SPUG: "Programming Challenge"

Wed Dec 17 13:14:13 CST 2003

On Wed, Dec 17, 2003 at 02:23:59AM -0800, Ross Wolin wrote:
> At this evening's SPUG meeting, Tim made reference to a "programming 
> challenge" to be posted to the list within 24 hours.   I'm not sure I 
> would go as far as to name this a challenge, but I am interested in 
> getting a better understanding of what's going on.

> 
>    #Method 1

>    #Method 2

>    #Method 3 (same as #1, but buffered writes)

Method 4
> 
>    #Now interleave the low and high bytes and write to STDOUT
>    for (my $x=0; $x <= $#LSB; $x++) {
>       print $LSB[$x],$MSB[$x];
>    }
> 
> 
> (Of course checking beforehand that $#LSB == $#MSB)   I thought this 
> method would have more overhead since now I have 4M scalars in an array 
> instead of a 4M string of bytes.... but of course I was wrong.  =)   
> This approach took 1-2 **seconds** to write 8M, which was roughly the 
> same speed as the C program I wrote to try to speed things up.
> 
> 
> My question is: did I do something horribly wrong in the scalar/binary 
> string implementations that made it go so slow, or is this just God 
> (Larry) smacking me around for trying to use a byte/character as the 
> basic unit of operation rather than a string?   And also, is there a 
> better way to perform this operation than the array version I settled on 
> (I can either put the bytes from the analyzer into an array or a 
> scalar/binary string, it doesn't matter to me.)

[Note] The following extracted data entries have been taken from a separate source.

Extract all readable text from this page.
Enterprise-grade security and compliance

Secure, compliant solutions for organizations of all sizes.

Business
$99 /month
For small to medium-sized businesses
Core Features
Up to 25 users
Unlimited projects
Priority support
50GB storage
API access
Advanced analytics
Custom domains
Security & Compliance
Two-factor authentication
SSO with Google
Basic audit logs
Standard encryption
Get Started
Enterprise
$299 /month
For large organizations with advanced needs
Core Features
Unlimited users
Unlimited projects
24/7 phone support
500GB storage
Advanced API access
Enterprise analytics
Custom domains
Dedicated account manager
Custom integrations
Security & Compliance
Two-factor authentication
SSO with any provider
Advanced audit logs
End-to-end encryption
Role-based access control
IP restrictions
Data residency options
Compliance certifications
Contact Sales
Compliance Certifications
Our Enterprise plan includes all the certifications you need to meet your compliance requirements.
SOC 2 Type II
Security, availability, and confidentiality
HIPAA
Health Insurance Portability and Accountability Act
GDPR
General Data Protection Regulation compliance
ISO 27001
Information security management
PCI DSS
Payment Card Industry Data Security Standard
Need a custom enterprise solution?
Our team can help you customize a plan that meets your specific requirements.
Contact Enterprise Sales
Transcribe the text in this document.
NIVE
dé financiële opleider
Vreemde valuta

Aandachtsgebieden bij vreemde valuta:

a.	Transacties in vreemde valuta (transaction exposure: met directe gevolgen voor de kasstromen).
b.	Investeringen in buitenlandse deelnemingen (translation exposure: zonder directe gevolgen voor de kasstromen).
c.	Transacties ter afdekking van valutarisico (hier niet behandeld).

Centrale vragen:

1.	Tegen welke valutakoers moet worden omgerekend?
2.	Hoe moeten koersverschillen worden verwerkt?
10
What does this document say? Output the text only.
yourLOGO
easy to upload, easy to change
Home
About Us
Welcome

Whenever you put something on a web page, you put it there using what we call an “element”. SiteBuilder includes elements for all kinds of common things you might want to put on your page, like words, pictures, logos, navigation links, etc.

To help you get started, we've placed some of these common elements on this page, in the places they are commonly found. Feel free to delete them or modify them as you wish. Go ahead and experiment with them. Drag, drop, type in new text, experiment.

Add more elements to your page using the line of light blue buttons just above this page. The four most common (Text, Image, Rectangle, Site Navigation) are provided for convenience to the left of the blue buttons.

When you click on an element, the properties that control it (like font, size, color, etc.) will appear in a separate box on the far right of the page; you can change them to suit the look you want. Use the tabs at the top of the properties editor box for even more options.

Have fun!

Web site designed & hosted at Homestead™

1 and 3 probably take so long because of the regular expressions. 2 writes
byte by byte with lots of syswrite() calls, which also adds up. 4 uses print
instead, which does buffering and uses fewer writes of more data each, and
thus is faster.

Here's some suggestions: See if there's any modules on CPAN that allow you
to use memory mapped files, and go that way instead of normal file I/O. Or
create huge long strings with the data, and then print them, instead of
bytes at a time.

-- 
Shawn Wagner
shawnw at speakeasy.org